Nous avons eu le privilège, bien avant, cette affaire de pression médiatique, de rencontrer M. Karaziwan, directeur de la société Semlex qui est en contrat avec la Gouvernement congolais dans le projet du passeport biométrique. Il avait bien voulu nous accorder un entretien publié dans notre magazine Congo Panorama paru depuis une semaine, soit avant le dossier de Reuters. Karaziwan y est revenu sur les conditions de son arrivée dans l’affaire de ce passeport qui a permis à la RDC de respecter les délais de l’OACI sur la conformation de tous les Etats membres aux normes en la matière.
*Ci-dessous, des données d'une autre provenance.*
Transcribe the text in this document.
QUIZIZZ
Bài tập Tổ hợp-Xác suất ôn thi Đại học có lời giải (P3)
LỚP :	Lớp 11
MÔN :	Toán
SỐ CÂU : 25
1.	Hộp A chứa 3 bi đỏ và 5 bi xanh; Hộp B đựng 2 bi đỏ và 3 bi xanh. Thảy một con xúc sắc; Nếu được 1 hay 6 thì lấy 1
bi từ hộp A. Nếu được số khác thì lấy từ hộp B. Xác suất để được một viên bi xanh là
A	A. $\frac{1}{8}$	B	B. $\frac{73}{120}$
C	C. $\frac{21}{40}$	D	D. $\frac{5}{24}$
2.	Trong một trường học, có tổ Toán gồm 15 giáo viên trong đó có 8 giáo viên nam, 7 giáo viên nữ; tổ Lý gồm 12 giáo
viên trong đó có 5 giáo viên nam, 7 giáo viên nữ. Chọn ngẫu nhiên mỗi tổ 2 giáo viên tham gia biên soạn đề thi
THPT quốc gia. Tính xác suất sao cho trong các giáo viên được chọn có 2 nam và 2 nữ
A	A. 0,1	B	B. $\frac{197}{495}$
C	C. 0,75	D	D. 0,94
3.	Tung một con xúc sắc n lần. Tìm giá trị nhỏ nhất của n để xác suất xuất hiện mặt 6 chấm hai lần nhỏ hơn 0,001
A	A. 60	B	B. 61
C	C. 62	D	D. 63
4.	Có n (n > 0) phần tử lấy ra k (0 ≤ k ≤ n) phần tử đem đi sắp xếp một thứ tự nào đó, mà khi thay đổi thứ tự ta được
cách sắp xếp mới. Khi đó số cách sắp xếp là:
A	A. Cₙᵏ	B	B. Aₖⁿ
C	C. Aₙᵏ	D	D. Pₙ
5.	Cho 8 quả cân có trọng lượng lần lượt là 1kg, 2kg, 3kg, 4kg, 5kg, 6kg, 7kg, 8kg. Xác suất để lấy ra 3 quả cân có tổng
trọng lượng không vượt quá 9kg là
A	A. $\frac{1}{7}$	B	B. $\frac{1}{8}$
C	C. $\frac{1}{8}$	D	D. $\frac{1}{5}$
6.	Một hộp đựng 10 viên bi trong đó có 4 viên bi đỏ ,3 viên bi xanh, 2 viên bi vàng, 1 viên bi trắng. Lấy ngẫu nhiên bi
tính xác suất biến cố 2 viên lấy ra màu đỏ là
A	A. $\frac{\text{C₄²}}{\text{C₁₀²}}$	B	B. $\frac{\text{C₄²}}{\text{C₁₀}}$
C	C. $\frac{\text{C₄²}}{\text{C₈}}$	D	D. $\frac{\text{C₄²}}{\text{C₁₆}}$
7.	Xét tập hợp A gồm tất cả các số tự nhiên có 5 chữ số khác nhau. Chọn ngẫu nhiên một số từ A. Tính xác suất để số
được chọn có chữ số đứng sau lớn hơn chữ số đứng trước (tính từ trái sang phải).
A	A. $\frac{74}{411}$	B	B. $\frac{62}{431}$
Il est également revenu sur les plus de deux années de négociations avec les autorités congolaises, deux années aussi de concurrence avec d’autres firmes, et non des moindres, telles que Zetes, qui fut le client de la CEI pour les élections de 2011, Gemalto qui est l’actuel client de la CENI ou encore Oberthur et autres.

Il faut s’arrêter ici pour comprendre que cette « affaire » de Reuters ne peut pas être étrangère à une concurrence déloyale, surtout lorsque l’on sait Que la RDC aborde la période lancement du recensement général qui va nécessiter l’acquisition de nouveaux équipements qu’offrent justement toutes ces firmes. Bref, Reuters serait tombée sur l’une de ces firmes comme source d’information qu’elle peut bien se gratter le crâne.

Dans notre entretien avec Karaziwan, celui-ci est aussi revenu sur les termes du contrat dans lequel Semlex prenait en charge l’entièreté de l’investissement, le Gouvernement congolais ne dépensant aucun centime. Il nous disait ce qui suit, en effet : « Selon les termes de ce contrat, Semlex a financé l’ensemble du projet. Nous avons pris en charge toutes les dépenses de ce projet et l’Etat congolais n’a pas dépensé un seul centime. Nous avons financé aussi bien l’aménagement des locaux au ministère des Affaires étrangères que l’achat des équipements et toute la technologie biométrique ainsi que les machines d’impression, sans oublier la formation des techniciens ici à Kinshasa, à l’intérieur du pays ainsi qu’aux 70 ambassades congolaises couvertes à ce jour à travers le monde, etc. Nous continuons à prendre en charge le fonctionnement, la paie du personnel et d’autres activités telles que le transport, les envois sécurisés, sans oublier surtout les aspects logistiques liés à l’enrôlement, la vérification sécurisée des données ou encore l’envoi des documents en temps record aussi bien à l’intérieur du pays qu’à l’étranger, soit les 11 anciennes provinces et les 70 ambassades que je viens d’évoquer. Pour les provinces nouvellement créées, les équipements sont déjà disponibles à Kinshasa et vont être déployés incessamment. »

Un contrat qui, ajoutera-t-il plus loin et presqu’à regret, ne fonctionne pas comme escompté en termes des recettes attendues. Et d’expliquer : « contrairement à ce que les gens peuvent croire et malgré les apparences, l’opération d’octroi de ce nouveau passeport ne correspond pas aux attentes de Semlex. On avait tablé sur une base de 30.000 passeports par mois pour atteindre 2 millions dans les cinq années imparties conformément aux dispositions du contrat, mais là nous nageons autour d’une moyenne de 10.000 par mois alors que les frais calculés sur la base de 30.000 sont restés fixes. »

Bref, l’on peut comprendre que, si Reuters et les autres médias qui le reprennent en cloche, ne se sont pas fait berner par des concurrents qui visent le marché du recensement en RDC, cette agence est au centre d’un vaste programme de lynchage médiatique qui accompagne toujours les pressions diplomatiques occidentales à certains tournants de la politique congolaise. Si, en décembre 2016 (autour de la signature de l’accord de la St Sylvestre), Bloomberg s’était répandue en dossier sur des entreprises attribuées à la famille Kabila, cette fois-ci, Reuters donne le ton avec l’affaire du passeport biométrique après la déconvenue des poulains des lobbies politico-affairistes occidentaux autour de la Primature.